The Nearly Perfect Whole Food With Protein and Healthy Phytonutrients
One of spirulina’s special traits is its protein content. It’s one of the highest, most digestible sources of “complete” protein. When compared to red meat, the protein content of which is about 27% of its total weight, spirulina’s is 50 to 70%, containing all essential amino acids. It’s also a source of carbohydrates, which make up 15 to 20% of the alga’s weight.
In addition, within spirulina’s deep, dark color lies an impressive array of phytonutrients:
- 18 different amino acids, including all essential ones
- Vitamins A, B and K
- Minerals, including calcium, iron, magnesium, selenium, potassium and zinc
- Sulfolipids and antioxidant enzyme Superoxide dismutase (SOD)
- Gamma-linolenic acid (GLA), an important fatty acid
- Metallothionein compounds, metal-binding proteins
- Antioxidant chlorophyll and carotenoids
- Phycocyanin, a pigment protein complex from the phycobiliprotein family
- Spirulina is one of the highest sources for phytopigments, such as phycocyanin and beta-carotene. Of all the phytopigments found in spirulina, there’s one in particular generating much interest among scientists…
Deep Within Raw Spirulina’s Rich Blue-Green Color Lies Potent Health-Supporting Nutrients
Spirulina is especially recognized among scientists for its notable phycocyanin content, the vibrant phytopigment that gives raw spirulina its natural bluish tint.

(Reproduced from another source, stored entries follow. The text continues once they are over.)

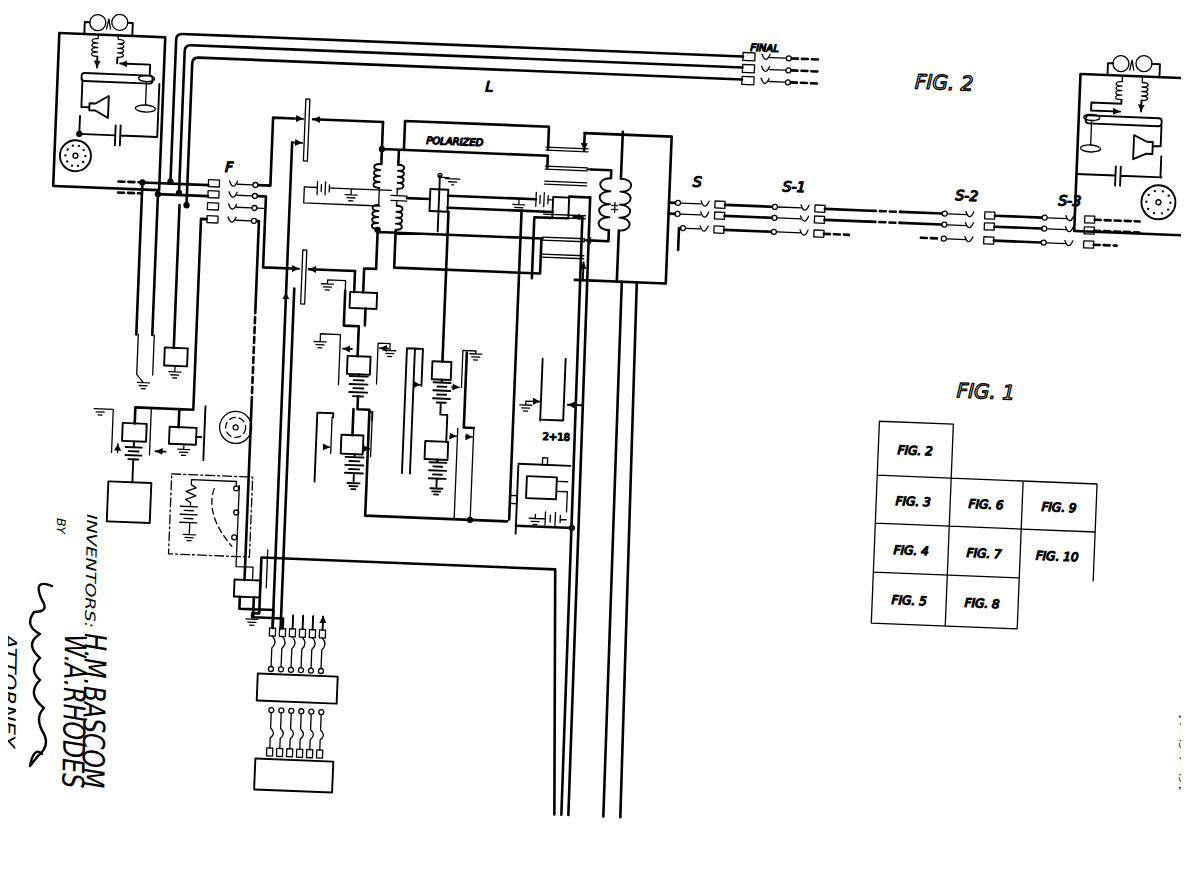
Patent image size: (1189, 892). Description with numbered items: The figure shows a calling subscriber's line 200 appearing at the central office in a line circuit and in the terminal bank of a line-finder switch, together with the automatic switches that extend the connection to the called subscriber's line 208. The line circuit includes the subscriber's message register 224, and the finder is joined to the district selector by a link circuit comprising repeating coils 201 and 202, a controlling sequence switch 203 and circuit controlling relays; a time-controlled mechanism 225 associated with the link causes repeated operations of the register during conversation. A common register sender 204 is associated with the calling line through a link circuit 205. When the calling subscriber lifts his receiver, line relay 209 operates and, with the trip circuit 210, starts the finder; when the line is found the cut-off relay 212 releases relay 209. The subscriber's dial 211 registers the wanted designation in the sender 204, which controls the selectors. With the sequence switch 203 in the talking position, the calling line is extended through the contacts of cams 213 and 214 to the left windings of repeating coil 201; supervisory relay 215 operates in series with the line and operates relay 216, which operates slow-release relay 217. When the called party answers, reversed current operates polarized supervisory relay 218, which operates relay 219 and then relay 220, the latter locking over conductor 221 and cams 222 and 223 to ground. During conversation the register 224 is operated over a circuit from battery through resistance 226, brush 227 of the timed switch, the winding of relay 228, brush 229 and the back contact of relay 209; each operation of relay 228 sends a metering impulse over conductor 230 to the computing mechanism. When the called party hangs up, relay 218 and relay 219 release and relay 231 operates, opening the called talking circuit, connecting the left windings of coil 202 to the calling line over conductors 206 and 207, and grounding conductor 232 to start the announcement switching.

The calling subscriber's line 200 is at (98, 201).
The repeating coil 201 is at (372, 170).
The repeating coil 202 is at (611, 177).
The controlling sequence switch 203 is at (562, 488).
The register sender 204 is at (270, 788).
The link circuit 205 is at (349, 700).
The talking conductor 206 is at (637, 470).
The talking conductor 207 is at (620, 532).
The called subscriber's line 208 is at (1142, 200).
The line relay 209 is at (132, 441).
The trip circuit 210 is at (131, 540).
The dial 211 is at (84, 176).
The cut-off relay 212 is at (187, 366).
The cam 213 is at (295, 112).
The cam 214 is at (301, 263).
The supervisory relay 215 is at (374, 310).
The relay 216 is at (364, 365).
The slow-release relay 217 is at (350, 472).
The polarized supervisory relay 218 is at (441, 210).
The relay 219 is at (450, 368).
The relay 220 is at (435, 466).
The conductor 221 is at (574, 532).
The sequence switch cam 222 is at (565, 360).
The sequence switch cam 223 is at (541, 376).
The message register 224 is at (186, 443).
The time-controlled mechanism 225 is at (185, 576).
The resistance 226 is at (196, 497).
The brush 227 is at (221, 566).
The relay 228 is at (242, 606).
The brush 229 is at (238, 237).
The conductor 230 is at (562, 658).
The relay 231 is at (543, 215).
The conductor 232 is at (583, 375).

Studies show that phycocyanin may have multiple health benefits, such as support for brain and heart health, protection against oxidative stress and promotion of a healthy immune system.
Phycocyanin is found exclusively in spirulina – and it's plentiful, making up about 16% of the plant’s total weight.
Plus, phycocyanin supports stem cell regeneration, especially in bone marrow, the spongy tissue inside some of your bones, and blood cells. It supports the creation of the red blood cells that oxygenate your body and the white blood cells that make up your cellular immune system.